Use your after-training resources. One of the easiest ways to remind people is to share the resources that come with each VitalSmarts course. You can share the various articles, podcasts, and instructional videos to help people remember what they learned in class. Some Certified Trainers have shared resources with participants along with a challenge. For example, you might refer people to the post-training tips on the Trainer Zone or share the Keystone Habits from The Power of Habit and ask them to identify what keystone habits help them work from home effectively. You could use the post-training tips sheet on the Trainer Zone from Master Trainer Justin Hale as a refresher for those that have already been through training.
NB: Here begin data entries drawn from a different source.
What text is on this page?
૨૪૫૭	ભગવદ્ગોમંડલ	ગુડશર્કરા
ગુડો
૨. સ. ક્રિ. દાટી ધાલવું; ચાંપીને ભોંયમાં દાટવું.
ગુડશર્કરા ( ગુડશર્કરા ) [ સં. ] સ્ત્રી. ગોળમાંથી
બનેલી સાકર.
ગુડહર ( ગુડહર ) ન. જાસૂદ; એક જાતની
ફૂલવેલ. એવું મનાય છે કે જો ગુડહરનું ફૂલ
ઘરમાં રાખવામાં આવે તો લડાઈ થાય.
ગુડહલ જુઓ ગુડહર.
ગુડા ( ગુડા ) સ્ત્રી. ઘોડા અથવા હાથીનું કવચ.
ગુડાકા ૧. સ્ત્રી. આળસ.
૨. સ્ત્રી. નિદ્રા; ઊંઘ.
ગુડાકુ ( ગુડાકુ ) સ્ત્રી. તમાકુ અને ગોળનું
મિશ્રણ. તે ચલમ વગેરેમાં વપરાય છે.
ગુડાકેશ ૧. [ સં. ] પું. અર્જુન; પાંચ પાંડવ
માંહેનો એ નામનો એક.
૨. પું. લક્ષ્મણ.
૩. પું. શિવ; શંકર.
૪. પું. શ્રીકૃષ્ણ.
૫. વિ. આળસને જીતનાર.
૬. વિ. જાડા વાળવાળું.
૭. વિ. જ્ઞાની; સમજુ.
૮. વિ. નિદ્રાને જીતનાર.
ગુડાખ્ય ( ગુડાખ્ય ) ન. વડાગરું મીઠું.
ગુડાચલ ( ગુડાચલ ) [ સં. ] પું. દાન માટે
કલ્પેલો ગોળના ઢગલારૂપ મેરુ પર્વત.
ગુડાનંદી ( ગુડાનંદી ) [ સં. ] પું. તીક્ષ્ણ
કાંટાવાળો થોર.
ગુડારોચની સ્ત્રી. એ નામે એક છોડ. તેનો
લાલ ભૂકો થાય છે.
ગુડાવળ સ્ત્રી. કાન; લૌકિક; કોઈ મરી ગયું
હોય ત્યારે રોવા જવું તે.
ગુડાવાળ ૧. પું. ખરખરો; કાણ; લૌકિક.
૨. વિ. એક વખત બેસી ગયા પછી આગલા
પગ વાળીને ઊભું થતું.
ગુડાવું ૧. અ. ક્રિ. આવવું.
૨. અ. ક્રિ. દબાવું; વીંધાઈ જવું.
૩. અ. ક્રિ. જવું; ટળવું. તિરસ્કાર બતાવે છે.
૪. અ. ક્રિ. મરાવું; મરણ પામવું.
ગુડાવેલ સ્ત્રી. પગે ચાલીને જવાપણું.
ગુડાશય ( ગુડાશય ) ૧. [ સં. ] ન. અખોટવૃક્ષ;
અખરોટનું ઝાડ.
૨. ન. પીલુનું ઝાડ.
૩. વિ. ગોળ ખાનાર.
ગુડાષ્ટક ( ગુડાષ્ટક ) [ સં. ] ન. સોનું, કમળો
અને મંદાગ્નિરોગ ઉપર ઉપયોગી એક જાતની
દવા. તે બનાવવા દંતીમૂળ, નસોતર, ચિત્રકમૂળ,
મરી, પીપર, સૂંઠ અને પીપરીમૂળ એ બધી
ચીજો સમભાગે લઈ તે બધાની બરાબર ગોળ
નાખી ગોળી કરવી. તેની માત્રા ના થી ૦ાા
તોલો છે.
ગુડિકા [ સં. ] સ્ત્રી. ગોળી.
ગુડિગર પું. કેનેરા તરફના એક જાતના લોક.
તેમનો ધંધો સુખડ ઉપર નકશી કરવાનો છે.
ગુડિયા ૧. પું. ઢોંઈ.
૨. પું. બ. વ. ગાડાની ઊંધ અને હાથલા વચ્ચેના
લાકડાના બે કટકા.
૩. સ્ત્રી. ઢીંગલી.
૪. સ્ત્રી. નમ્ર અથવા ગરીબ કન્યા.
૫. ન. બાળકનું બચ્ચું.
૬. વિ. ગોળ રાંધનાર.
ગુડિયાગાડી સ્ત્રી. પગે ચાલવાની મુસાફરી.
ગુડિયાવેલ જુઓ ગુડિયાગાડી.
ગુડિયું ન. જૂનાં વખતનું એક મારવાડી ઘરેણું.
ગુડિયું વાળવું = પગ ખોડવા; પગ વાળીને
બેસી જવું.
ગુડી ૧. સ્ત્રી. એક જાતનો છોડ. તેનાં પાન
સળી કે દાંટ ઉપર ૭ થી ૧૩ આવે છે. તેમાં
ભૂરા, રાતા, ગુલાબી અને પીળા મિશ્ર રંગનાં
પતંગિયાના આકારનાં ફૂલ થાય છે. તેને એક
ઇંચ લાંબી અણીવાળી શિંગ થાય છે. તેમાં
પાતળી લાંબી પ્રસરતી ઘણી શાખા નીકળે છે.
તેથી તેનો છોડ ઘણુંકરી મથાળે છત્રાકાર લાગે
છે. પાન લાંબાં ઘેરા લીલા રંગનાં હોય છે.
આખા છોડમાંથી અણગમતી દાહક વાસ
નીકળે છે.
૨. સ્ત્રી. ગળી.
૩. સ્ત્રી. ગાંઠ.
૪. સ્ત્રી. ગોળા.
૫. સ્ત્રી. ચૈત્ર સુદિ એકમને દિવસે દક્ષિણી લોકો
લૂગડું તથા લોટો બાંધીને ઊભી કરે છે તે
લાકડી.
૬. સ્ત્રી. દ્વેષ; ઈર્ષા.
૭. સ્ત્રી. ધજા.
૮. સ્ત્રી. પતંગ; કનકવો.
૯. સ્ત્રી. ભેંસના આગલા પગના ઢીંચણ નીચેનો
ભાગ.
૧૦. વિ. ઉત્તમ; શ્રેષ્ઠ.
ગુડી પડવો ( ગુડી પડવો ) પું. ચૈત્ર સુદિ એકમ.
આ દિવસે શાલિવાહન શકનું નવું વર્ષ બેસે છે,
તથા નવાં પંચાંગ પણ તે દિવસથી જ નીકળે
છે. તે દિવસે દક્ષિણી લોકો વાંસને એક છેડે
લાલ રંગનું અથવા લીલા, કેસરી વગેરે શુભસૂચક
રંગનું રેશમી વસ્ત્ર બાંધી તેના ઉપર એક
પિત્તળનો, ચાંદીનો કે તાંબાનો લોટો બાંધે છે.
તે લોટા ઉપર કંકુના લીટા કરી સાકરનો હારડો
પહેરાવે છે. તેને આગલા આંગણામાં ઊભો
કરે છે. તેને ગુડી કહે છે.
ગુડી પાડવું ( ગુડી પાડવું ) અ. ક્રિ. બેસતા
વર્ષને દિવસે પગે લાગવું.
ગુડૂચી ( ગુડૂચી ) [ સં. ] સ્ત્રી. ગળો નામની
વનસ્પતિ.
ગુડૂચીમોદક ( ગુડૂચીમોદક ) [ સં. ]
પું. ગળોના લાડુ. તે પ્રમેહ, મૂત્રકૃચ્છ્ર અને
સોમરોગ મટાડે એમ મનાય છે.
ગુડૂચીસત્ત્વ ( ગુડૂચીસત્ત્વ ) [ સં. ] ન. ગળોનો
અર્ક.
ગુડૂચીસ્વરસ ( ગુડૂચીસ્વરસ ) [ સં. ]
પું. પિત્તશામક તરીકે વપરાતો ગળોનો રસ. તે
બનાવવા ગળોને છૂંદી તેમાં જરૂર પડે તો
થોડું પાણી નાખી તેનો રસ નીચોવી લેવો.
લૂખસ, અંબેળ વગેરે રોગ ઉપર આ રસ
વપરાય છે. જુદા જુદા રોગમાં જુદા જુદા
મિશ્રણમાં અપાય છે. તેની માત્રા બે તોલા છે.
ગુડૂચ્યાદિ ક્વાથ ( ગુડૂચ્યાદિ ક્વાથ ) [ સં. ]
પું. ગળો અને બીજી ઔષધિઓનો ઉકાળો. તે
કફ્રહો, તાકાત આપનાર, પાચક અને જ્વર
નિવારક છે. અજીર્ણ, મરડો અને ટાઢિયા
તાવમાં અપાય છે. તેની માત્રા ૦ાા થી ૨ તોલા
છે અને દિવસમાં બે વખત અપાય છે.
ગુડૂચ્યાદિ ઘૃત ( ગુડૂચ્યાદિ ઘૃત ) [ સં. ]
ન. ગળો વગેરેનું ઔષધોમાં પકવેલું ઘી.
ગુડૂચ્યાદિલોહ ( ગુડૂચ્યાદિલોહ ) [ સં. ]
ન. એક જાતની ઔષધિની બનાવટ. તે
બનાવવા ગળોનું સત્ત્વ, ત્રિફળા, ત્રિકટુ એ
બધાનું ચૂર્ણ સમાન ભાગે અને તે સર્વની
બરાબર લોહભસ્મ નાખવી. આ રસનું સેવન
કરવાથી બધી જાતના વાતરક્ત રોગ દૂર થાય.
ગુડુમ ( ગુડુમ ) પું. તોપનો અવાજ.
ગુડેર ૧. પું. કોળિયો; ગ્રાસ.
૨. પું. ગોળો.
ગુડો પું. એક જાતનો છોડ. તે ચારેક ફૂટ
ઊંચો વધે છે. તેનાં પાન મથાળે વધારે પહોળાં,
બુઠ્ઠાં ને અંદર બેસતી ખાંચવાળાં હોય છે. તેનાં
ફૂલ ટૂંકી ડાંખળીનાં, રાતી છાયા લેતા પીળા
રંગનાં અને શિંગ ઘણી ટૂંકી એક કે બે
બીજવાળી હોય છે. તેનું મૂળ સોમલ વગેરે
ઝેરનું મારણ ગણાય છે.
You can visit the How Do I Say That? videos on YouTube or download them on the Trainer Zone and share them with your leadership. You can also share Joseph Grenny’s “Be Safe. Feel Safe.” webinar with your management and leadership teams to help them think about their plans in new ways. There are many resources available to you as a trainer that can help you empower others to be prepared and safe.

Use single-point lessons. Create a two-minute video or write a paragraph or two highlighting a single skill along with a single idea on how to apply it. For example, you might highlight the AMPP skills from Crucial Conversations and encourage others to use them to create safety in online meetings when discussing things like racial equality, diversity, or COVID-19 safety and health precautions. Or you might feature Identify Next Actions from GTD so people conclude brainstorm meetings with clear actions they can take. Make these lessons short and provide just a couple of examples of how to apply the skills, and people will find them useful.

Crowdsource it. There are probably many people you have trained who are figuring out how to use their new skills. Previous participants are generally more than happy to share what they have learned about using their skills, so invite them to do so. For example, you might invite people to share how they’re using skills from Influencer to address bias in the workplace, or how they’ve used Make it Motivating from Crucial Accountability to address a performance gap with a remote worker. Once you have some examples, share them with your company. Doing this allows you and your peers to discover new and different ways to apply the skills you’ve learned.

These are just a few ideas to get you thinking about how you can contribute as a trainer, colleague, leader, manager, or family and community member. We’d love to hear other ways you’re helping people connect to the VitalSmarts skills.